Following is the Code Segment that is pertinent to implementing this SIP&PUFF Switch in my design:

// ----------------------------------------------------------------
// Mark Theobald -
// Free to Use in Any Way You Like!
// ----------------------------------------------------------------

// ----------------------------------------------------------------
// ----------------------------------------------------------------
int PUFFinput = 9;
int SIPinput = 10;

// ----------------------------------------------------------------
// TIME CONSTANTS - For 16MHz Oscillator
// ----------------------------------------------------------------
long VeryLongCt = 100000; //Approximately 2 seconds
long MinLongCt = 20000; //Approximately 0.6 second
long DebounceCt = 4000; //Approximately 0.1 second

// ----------------------------------------------------------------
// ----------------------------------------------------------------
void setup() {

pinMode( SIPinput, INPUT );
pinMode( PUFFinput, INPUT );

digitalWrite( SIPinput, HIGH ); //Turn on 20k pullup resistors
digitalWrite( PUFFinput, HIGH ); } //to simplify switch input

// ----------------------------------------------------------------
// ----------------------------------------------------------------
void loop() {
int GotCmd;
long Counter;

Counter = 0; //Start each loop with the Counter Reset to 0
GotCmd = 0;

while ( ! digitalRead( SIPinput ) ) { //Negative Logic is being used!

//Add code here to monitor the outside world and react as needed

if ( Counter++ > VeryLongCt ) {
//Add code to RespondToVeryLongSip(); without waiting for Sip release

while ( ! digitalRead( SIPinput ) ) //then wait for Sip release

//Add code here to monitor the outside world and react as needed

} }

if ( ! GotCmd ) { //There was not a VERY Long SIP...
if ( Counter > MinLongCt ) //but there was a Long SIP
//Add code to RespondToLongSip();

else if ( Counter > DebounceCt ) //or, there was a valid Short Sip
//Add code to RespondToShortSip(); }

Counter = 0;
GotCmd = 0;

while ( ! digitalRead( PUFFinput ) ) {

//Add code here to monitor the outside world and react as needed

if ( Counter++ > VeryLongCt ) {
//Add code to RespondToVeryLongPuff(); without waiting for Puff release

while ( ! digitalRead( PUFFinput ) ) //then wait for Puff release

//Add code here to monitor the outside world and react as needed

} }

if ( ! GotCmd ) {
if ( Counter > MinLongCt ) //Long PUFF
//Add code to RespondToLongPuff();

else if ( Counter > DebounceCt )
//Add code to RespondToShortPuff(); } } }

// ----------------------------------------------------------------
// ----------------------------------------------------------------

Note that the Code Segments for the SIP section and the PUFF section are identical.

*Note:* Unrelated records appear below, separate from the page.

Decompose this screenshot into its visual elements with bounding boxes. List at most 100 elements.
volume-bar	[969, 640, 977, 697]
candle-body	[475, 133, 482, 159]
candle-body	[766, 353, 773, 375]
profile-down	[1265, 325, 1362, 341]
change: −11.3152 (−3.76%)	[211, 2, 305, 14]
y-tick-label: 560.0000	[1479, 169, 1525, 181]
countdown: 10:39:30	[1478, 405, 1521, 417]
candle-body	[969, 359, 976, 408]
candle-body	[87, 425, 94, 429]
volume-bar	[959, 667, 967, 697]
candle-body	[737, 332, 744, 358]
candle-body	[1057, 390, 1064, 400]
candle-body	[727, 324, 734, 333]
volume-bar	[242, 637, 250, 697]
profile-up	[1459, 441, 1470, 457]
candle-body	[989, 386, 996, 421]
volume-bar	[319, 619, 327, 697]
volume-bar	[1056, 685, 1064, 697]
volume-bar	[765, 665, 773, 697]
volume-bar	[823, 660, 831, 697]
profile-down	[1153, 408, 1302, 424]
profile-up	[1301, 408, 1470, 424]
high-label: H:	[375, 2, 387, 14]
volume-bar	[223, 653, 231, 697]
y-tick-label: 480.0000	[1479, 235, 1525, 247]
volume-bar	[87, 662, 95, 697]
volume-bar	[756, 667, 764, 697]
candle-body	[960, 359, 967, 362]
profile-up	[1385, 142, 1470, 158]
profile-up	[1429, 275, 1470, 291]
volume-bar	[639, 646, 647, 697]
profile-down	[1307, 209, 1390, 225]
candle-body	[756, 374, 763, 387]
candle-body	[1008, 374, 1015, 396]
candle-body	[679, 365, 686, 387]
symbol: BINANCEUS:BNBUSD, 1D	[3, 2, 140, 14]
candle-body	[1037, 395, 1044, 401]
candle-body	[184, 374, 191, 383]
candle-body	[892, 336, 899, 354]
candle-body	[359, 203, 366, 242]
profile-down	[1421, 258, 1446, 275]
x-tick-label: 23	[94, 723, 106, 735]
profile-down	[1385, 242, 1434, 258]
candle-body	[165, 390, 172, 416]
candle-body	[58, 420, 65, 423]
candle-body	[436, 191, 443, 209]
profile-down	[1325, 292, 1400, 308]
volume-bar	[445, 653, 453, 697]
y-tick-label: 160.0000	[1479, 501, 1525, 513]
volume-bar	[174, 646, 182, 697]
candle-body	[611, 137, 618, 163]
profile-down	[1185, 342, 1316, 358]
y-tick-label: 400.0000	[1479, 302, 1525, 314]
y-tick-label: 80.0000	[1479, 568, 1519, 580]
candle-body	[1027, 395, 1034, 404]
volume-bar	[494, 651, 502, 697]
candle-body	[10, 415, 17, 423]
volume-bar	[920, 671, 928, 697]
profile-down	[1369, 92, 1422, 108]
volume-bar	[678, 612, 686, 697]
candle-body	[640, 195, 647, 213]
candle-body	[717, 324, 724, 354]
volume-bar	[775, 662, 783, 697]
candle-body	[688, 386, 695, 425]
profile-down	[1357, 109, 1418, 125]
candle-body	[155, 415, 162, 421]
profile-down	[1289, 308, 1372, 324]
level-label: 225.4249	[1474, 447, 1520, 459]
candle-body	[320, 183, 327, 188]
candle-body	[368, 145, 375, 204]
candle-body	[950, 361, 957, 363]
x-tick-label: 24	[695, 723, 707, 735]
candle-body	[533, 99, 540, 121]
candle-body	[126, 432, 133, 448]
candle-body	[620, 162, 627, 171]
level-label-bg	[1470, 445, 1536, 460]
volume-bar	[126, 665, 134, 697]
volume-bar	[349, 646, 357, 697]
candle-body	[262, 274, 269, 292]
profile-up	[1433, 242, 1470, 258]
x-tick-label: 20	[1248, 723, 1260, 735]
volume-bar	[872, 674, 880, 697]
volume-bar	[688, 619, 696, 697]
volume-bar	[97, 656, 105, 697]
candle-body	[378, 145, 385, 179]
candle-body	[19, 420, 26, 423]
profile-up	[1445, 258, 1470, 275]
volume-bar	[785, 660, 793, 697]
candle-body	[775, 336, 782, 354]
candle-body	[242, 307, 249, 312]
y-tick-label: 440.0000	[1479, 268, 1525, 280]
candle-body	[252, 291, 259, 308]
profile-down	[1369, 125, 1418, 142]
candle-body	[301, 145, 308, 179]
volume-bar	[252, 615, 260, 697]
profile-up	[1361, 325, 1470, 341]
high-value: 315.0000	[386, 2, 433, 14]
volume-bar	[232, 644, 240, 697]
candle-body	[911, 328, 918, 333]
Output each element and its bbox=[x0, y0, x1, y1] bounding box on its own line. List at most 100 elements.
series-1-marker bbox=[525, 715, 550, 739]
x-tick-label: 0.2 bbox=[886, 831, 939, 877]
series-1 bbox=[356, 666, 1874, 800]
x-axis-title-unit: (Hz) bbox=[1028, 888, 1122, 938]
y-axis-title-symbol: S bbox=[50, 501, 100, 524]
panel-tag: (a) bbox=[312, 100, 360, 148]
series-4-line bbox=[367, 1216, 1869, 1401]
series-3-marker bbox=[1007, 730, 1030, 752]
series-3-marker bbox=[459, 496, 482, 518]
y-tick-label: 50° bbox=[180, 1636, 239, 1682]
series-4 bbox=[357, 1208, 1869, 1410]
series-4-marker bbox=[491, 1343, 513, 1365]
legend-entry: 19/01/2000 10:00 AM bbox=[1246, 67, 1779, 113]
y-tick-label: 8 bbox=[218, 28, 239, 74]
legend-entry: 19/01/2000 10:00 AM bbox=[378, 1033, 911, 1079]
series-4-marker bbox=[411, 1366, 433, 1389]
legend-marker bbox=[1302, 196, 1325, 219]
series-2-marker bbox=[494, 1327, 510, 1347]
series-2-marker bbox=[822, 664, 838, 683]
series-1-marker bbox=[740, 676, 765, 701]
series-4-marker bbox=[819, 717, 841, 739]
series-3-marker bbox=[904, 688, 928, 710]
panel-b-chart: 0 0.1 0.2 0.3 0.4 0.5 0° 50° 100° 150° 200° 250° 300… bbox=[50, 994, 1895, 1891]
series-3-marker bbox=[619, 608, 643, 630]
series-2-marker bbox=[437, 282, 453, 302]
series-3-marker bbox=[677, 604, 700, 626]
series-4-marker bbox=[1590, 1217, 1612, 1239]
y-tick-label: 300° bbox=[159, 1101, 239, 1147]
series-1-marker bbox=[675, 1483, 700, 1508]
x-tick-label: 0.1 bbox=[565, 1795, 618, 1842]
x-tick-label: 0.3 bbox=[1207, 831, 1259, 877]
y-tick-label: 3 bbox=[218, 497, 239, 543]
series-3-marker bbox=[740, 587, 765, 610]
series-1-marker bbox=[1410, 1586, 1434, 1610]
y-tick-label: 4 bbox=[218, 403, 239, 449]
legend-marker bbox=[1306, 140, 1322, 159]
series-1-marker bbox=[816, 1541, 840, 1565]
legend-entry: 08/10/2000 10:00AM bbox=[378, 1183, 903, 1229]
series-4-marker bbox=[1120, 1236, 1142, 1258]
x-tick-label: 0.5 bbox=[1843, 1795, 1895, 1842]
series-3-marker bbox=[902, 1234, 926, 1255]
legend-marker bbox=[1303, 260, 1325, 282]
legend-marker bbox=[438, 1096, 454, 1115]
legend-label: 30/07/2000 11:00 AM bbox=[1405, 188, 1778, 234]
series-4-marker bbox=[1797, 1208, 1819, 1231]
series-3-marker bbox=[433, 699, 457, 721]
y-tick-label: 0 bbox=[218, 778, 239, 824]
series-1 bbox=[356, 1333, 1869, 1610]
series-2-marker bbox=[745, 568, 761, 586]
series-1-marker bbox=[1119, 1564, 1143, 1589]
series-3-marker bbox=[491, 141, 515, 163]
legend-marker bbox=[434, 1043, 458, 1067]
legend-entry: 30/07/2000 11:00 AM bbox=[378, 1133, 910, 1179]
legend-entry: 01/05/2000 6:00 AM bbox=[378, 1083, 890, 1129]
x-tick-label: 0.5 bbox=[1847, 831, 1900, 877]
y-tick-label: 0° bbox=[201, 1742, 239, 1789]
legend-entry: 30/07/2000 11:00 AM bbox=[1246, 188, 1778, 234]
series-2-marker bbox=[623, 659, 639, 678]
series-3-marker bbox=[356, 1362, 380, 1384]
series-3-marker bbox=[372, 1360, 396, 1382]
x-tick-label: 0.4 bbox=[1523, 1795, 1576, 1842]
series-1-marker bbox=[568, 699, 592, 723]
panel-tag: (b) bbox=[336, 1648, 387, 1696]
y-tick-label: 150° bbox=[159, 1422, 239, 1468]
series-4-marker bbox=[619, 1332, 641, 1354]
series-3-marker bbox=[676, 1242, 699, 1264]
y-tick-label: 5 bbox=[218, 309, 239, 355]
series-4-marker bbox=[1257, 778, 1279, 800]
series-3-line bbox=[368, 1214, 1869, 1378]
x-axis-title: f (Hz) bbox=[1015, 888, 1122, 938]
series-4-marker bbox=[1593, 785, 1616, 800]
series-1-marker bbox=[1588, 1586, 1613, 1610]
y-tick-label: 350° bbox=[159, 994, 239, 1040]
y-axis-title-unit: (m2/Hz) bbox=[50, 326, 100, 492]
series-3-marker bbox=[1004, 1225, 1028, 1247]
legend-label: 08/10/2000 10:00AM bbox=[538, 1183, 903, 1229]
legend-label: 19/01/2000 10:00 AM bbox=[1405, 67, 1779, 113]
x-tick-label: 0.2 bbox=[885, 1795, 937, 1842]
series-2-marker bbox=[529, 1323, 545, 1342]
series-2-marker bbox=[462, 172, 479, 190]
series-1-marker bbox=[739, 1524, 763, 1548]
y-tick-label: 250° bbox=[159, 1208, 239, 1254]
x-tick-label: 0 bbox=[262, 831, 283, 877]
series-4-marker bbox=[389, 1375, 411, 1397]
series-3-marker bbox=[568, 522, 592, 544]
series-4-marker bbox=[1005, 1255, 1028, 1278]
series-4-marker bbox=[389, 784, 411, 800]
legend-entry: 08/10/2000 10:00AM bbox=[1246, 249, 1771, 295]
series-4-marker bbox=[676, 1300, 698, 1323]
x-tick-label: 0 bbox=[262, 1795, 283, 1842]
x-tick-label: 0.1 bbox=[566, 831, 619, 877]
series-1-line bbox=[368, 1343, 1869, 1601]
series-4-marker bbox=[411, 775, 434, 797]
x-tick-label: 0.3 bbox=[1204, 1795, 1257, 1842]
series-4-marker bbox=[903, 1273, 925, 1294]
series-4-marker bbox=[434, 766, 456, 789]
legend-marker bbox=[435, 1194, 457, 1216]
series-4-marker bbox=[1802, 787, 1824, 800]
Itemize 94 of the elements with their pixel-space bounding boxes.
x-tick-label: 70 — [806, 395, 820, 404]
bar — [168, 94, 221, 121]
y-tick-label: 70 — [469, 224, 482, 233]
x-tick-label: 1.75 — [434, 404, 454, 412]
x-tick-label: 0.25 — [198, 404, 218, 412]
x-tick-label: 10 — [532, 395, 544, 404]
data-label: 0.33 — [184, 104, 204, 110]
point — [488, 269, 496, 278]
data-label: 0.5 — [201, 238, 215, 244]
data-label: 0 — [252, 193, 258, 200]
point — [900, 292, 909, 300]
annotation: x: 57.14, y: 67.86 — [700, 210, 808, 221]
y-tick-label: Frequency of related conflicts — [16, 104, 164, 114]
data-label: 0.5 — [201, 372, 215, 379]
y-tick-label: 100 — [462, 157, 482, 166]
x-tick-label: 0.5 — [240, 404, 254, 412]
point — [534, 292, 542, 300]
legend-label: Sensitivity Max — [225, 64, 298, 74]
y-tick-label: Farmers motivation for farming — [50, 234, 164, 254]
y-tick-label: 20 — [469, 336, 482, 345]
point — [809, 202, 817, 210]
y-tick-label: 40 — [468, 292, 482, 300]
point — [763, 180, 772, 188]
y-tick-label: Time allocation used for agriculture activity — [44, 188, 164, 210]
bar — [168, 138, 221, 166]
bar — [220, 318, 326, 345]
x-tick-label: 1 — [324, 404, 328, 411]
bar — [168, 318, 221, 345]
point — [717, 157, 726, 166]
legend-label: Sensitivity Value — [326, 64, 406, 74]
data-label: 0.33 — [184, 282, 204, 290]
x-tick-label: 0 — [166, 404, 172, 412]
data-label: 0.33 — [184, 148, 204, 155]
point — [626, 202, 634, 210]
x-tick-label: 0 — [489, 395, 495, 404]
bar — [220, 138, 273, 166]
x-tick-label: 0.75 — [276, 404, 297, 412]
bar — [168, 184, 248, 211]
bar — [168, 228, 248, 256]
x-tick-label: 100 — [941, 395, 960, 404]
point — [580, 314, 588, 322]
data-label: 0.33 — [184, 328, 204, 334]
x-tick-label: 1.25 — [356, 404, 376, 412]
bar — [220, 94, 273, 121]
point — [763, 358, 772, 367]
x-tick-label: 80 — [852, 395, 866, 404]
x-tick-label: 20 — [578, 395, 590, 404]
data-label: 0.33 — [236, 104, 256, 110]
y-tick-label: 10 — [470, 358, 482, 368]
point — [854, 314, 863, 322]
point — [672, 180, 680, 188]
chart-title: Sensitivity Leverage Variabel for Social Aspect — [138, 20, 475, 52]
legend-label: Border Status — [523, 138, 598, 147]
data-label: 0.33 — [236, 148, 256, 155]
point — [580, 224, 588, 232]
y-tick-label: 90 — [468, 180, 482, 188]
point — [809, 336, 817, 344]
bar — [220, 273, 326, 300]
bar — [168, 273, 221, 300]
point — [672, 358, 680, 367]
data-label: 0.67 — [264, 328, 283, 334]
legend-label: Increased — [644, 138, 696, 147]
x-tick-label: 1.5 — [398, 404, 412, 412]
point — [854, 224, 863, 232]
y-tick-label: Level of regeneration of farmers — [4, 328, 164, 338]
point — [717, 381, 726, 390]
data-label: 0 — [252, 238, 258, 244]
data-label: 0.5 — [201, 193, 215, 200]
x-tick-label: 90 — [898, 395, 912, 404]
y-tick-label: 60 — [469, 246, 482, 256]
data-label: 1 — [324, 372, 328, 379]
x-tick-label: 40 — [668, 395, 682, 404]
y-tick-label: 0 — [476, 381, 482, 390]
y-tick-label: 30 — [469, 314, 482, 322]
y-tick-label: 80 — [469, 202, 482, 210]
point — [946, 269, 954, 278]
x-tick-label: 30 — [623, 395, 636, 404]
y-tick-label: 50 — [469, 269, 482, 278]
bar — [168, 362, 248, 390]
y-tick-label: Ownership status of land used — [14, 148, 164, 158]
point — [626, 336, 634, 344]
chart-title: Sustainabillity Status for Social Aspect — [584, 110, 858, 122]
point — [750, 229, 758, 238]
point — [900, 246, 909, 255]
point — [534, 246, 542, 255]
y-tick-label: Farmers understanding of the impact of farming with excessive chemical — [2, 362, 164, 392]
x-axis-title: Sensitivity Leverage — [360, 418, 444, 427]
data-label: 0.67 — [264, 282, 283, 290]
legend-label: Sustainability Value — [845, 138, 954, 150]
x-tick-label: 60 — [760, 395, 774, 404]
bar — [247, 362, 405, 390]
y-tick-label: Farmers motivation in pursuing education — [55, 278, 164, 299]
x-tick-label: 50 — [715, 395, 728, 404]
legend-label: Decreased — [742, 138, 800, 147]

When a SIP or PUFF is held for a long time (2+ seconds), the code assumes that some action must be taken immmediately without waiting for the SIP or PUFF to be released. Otherwise, the code will run "RespondTo...()" functions based on Very Short ( 0.1 to 0.6 second ) Sips and Puffs, and somewhat Longer ( 0.6 to 2 seconds ) Sips and Puffs. The Time Constants may be adjusted as the designer feels is neccessary.

Step 6: WHAT ELSE?

Your particular design will dictate what your housing may look like as well as how you will be supplying power to the arduino uController. The Arduino uControlers run very well on a wide range of voltages, as low as 4VDC up to about 15VDC, giving you many choices on how to power it.

If you need to talk to a USB Arduino such as the Duemilinove over a Serial (Rs-232) port, take a look at's TTL to RS-232 Level Shifter boards. They come in completed assemblies and in kit form, starting at about $6. I like the one in the photo attached to this section, RS232 Shifter SMD No DB9 sku: PRT-08780, for ~$10.